Wednesday, July 27, 2011

Why the Latin Mass?

The logical question raised when hearing or seeing our Mass for the first time is: WHY THE OLD LATIN MASS? Truly a threefold question calling for a threefold answer.

1. Why the MASS?

The only "raison d'ĂȘtre" and justification of the Church's activities is the eternal salvation of human beings created to some day live happily forever in Heaven. That eternal salvation became available to all the day Jesus Christ, true God and true man, sacrificed His life on the cross of Calvary. It is through the sacrifice of the Mass that the graces and merits of the Cross reach us, otherwise separated from that first Good Friday by nineteen centuries of time and space. The sacrifice of the Mass, THE UNBLOODY RENEWAL OF THE SACRIFICE OF THE CROSS, is therefore not only the central point of Roman Catholic worship, but, even more so, the Church's very heart without which the Church simply cannot survive. The current situation in the Church proves only too tragically how right the late Cardinal Newman was when he wrote: "Tolle Missam, tolle Ecclasiam! - Destroy the Mass, and you destroy the Church!"

2. Why the Mass IN LATIN?

On top of the cross on which our Savior died, the cause of his death - "Jesus of Nazareth, King of the Jews" - was written in Hebrew, Greek and Latin. In tribute to this historical fact, the Mass of the Roman Catholic Church, while always preserving certain Greek and Hebrew expressions, has from the very first century been conducted in Latin, the language of old Rome, the see of St. Peter and the popes who would succeed him. To preserve the Latin in the Church's public worship is to preserve the link between the Church of today and the Church of the past.

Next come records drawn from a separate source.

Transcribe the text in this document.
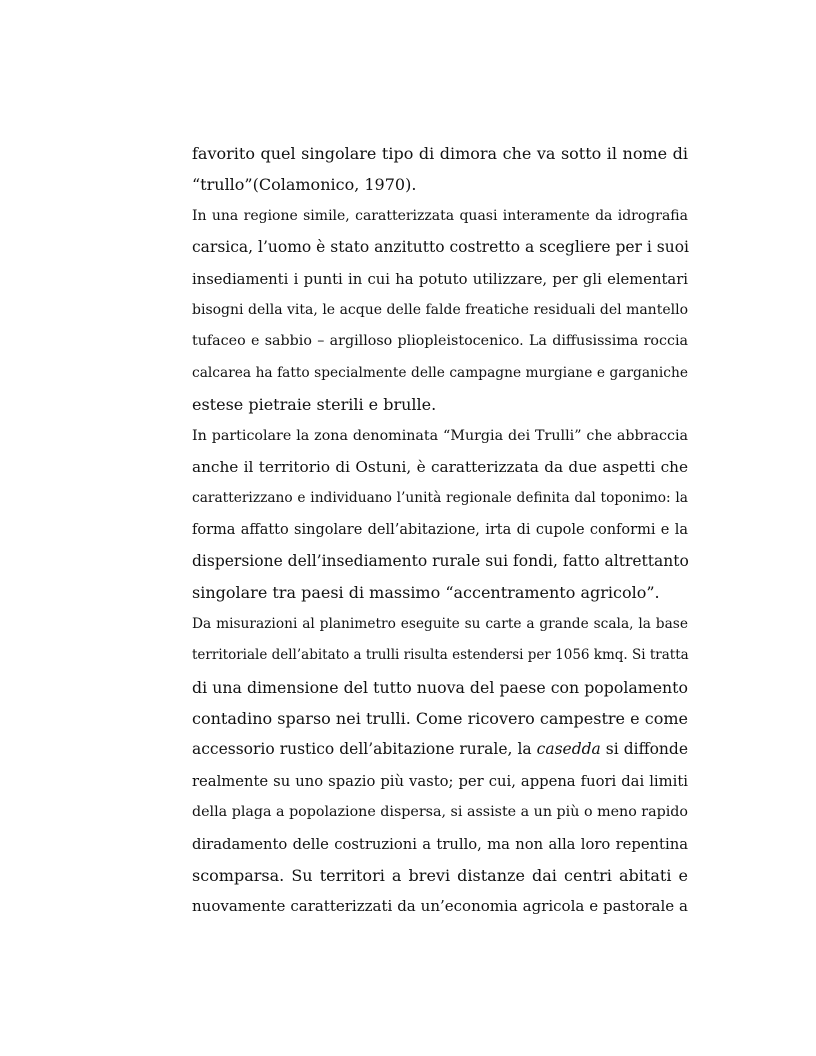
favorito quel singolare tipo di dimora che va sotto il nome di
“trullo”(Colamonico, 1970).
In una regione simile, caratterizzata quasi interamente da idrografia
carsica, l’uomo è stato anzitutto costretto a scegliere per i suoi
insediamenti i punti in cui ha potuto utilizzare, per gli elementari
bisogni della vita, le acque delle falde freatiche residuali del mantello
tufaceo e sabbio – argilloso pliopleistocenico. La diffusissima roccia
calcarea ha fatto specialmente delle campagne murgiane e garganiche
estese pietraie sterili e brulle.
In particolare la zona denominata “Murgia dei Trulli” che abbraccia
anche il territorio di Ostuni, è caratterizzata da due aspetti che
caratterizzano e individuano l’unità regionale definita dal toponimo: la
forma affatto singolare dell’abitazione, irta di cupole conformi e la
dispersione dell’insediamento rurale sui fondi, fatto altrettanto
singolare tra paesi di massimo “accentramento agricolo”.
Da misurazioni al planimetro eseguite su carte a grande scala, la base
territoriale dell’abitato a trulli risulta estendersi per 1056 kmq. Si tratta
di una dimensione del tutto nuova del paese con popolamento
contadino sparso nei trulli. Come ricovero campestre e come
accessorio rustico dell’abitazione rurale, la casedda si diffonde
realmente su uno spazio più vasto; per cui, appena fuori dai limiti
della plaga a popolazione dispersa, si assiste a un più o meno rapido
diradamento delle costruzioni a trullo, ma non alla loro repentina
scomparsa. Su territori a brevi distanze dai centri abitati e
nuovamente caratterizzati da un’economia agricola e pastorale a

Besides thus being a sign of historical CONTINUITY, the Latin language is also a sign of UNIVERSALITY. No one insisted more strongly on this point than Pope John XXIII, the most abused and disobeyed pope in modern times, who made his own the words of Pius XI: "A universal Church must have a universal language." Just as Roman Catholics have a right to expect the same beliefs among members of their Church anywhere in the world, so do they have a right to find themselves "at home" in every one of their churches the world over. This they always did and do when properly trained to use the bilingual missals containing on one side their own language translation, while on the other side those familiar Latin sounds they heard since childhood as a second mother tongue, that of their Mother the Church.

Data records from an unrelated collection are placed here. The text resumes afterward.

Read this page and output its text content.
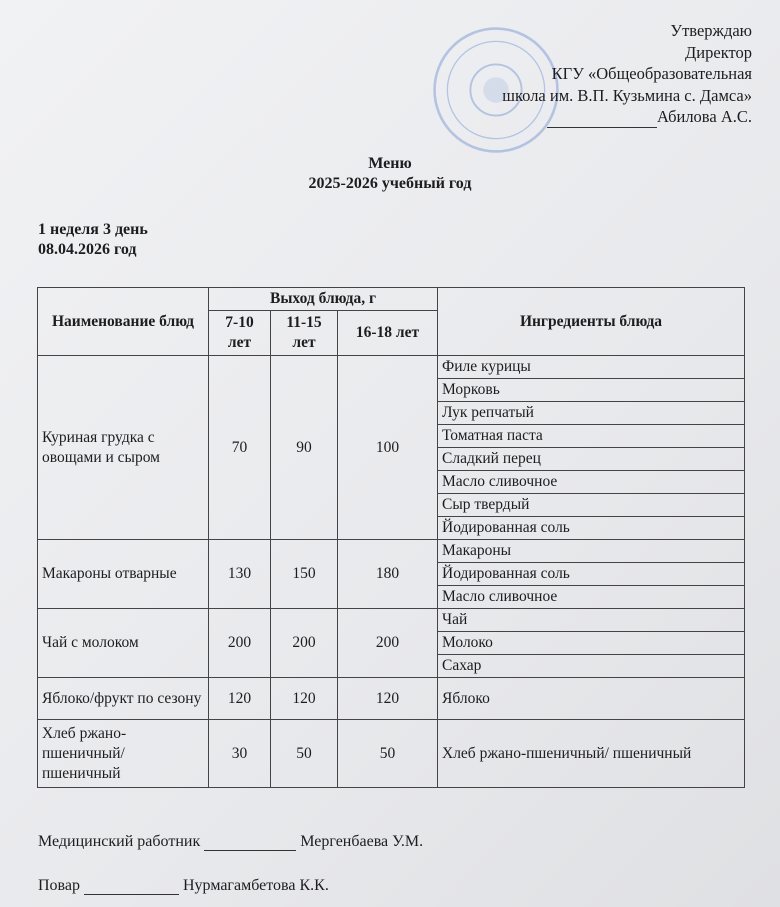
Утверждаю
Директор
КГУ «Общеобразовательная
школа им. В.П. Кузьмина с. Дамса»
Абилова А.С.
Меню
2025-2026 учебный год
1 неделя 3 день
08.04.2026 год
Наименование блюд	Выход блюда, г			Ингредиенты блюда
	7-10 лет	11-15 лет	16-18 лет	
Куриная грудка с овощами и сыром	70	90	100	Филе курицы
				Морковь
				Лук репчатый
				Томатная паста
				Сладкий перец
				Масло сливочное
				Сыр твердый
				Йодированная соль
Макароны отварные	130	150	180	Макароны
				Йодированная соль
				Масло сливочное
Чай с молоком	200	200	200	Чай
				Молоко
				Сахар
Яблоко/фрукт по сезону	120	120	120	Яблоко
Хлеб ржано-пшеничный/ пшеничный	30	50	50	Хлеб ржано-пшеничный/ пшеничный
Медицинский работник	Мергенбаева У.М.
Повар	Нурмагамбетова К.К.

3. Why the TRADITIONAL Mass in Latin?

The Mass uninterruptedly kept alive by the Catholic Traditionalist Movement, founded in 1964, is truly "traditional," dating back some nineteen centuries. To refer to this Mass as "Tridentine Mass" or "Mass of St. Pius V" is historically incorrect and tactically unwise. All the sixteenth century Tridentine Council and Pope Pius V did was to eliminate from the Mass of their days certain long and cumbersome prayers of more recent vintage, and thus restore the Catholic Mass to its ORIGINAL PURITY and relative simplicity.

The fact that Pius V, on one of those rare historical occasions when a pope uses his supreme authority to issue a decree "IN PERPETUITY," made that restored old Mass the untouchable Mass "for all times," earned him not only his subsequent canonization as a saint, but also the immense gratitude of today's loyal Roman Catholics who use his decree "Quo Primum" as their justification, before God and men, to say "No!" to anyone attempting to replace the "Ordo Missae" of all past and future centuries with a "New Order" of a fluctuating and passing today.